Friday, March 8, 2013

The Consequences of Denial

From mine of 13 Feb 2012:

Anyway, Bullard. He says if we overestimate potential output and set policy by it, we will encourage excessive demand and we will get inflation like we got in the 1970s. (And, he says, inflation is already above target.)

Everybody else says the economy is not growing enough, and we don't have jobs enough, and unemployment is too high, and demand is insufficient, not excessive.

How can there be such a difference in views? I think the trouble arises from the way we explain inflation. Here's Mitchell again:

Inflation is driven by nominal aggregate demand growth that exceeds the capacity of the economy to respond in real terms – that is, to increase output.

Too much money chasing too few goods. For Billy, as for Milton and Anna, inflation is caused by excessive demand -- by demand "that exceeds the capacity of the economy to respond". Demand being excessive relative to potential output is the cause of inflation, they say. Exactly what Jim Bullard says.

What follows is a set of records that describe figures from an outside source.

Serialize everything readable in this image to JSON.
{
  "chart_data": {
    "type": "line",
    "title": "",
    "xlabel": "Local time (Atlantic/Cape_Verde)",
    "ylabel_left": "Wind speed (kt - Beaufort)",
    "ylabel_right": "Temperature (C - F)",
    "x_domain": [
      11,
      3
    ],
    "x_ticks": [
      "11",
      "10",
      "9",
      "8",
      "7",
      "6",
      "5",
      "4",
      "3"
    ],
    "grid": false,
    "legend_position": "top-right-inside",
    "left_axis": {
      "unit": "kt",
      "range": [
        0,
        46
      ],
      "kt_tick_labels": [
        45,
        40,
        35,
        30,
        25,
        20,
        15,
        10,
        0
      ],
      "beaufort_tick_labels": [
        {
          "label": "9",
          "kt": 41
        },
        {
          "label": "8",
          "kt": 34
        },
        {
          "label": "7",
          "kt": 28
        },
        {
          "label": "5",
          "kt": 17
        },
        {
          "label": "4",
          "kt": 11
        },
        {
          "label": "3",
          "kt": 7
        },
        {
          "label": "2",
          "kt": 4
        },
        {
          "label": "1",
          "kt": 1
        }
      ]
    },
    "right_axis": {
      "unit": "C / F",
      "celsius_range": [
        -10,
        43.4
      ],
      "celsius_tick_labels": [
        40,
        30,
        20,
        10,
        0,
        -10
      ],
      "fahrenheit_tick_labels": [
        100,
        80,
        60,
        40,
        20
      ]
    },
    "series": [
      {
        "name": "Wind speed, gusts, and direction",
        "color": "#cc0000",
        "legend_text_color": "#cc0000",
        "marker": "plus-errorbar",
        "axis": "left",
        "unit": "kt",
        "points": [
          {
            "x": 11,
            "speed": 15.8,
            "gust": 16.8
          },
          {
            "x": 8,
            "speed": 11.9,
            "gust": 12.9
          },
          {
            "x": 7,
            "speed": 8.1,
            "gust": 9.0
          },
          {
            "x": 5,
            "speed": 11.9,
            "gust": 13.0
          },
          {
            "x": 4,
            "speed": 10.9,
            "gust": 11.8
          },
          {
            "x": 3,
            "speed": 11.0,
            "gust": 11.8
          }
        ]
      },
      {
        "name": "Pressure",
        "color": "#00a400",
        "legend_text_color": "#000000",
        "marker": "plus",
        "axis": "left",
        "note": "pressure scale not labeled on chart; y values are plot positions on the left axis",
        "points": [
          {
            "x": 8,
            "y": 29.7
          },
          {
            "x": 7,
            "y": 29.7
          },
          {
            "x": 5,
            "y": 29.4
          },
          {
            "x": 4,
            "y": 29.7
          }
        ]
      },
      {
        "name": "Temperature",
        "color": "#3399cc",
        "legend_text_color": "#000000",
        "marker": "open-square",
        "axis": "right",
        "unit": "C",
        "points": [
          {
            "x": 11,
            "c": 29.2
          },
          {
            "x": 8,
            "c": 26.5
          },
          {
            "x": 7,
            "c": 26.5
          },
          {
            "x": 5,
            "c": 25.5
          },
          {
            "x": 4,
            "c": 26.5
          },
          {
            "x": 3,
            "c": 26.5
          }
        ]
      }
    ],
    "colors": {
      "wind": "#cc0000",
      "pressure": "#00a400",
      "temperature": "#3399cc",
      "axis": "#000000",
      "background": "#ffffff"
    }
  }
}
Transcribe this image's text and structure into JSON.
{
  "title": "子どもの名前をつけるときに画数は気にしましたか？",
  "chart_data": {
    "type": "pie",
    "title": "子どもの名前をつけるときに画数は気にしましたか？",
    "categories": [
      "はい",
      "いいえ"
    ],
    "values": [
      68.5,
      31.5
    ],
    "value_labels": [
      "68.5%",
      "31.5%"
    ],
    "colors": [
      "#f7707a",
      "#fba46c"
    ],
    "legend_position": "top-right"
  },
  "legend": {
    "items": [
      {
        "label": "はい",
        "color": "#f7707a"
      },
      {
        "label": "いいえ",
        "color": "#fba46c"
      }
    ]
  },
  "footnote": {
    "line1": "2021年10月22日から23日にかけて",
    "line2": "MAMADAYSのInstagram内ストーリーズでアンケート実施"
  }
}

If you think of inflation along those lines, and you admit we're getting inflation already, then you end up thinking that "the capacity of the economy to respond" must somehow have been crippled. You end up thinking that there must have been a sudden drop in potential output. Exactly what Jim Bullard says.

But all we need -- if we wish to undermine Jim Bullard's argument -- is to realize that demand-pull isn't the only inflation story there is. There is also a cost-push inflation.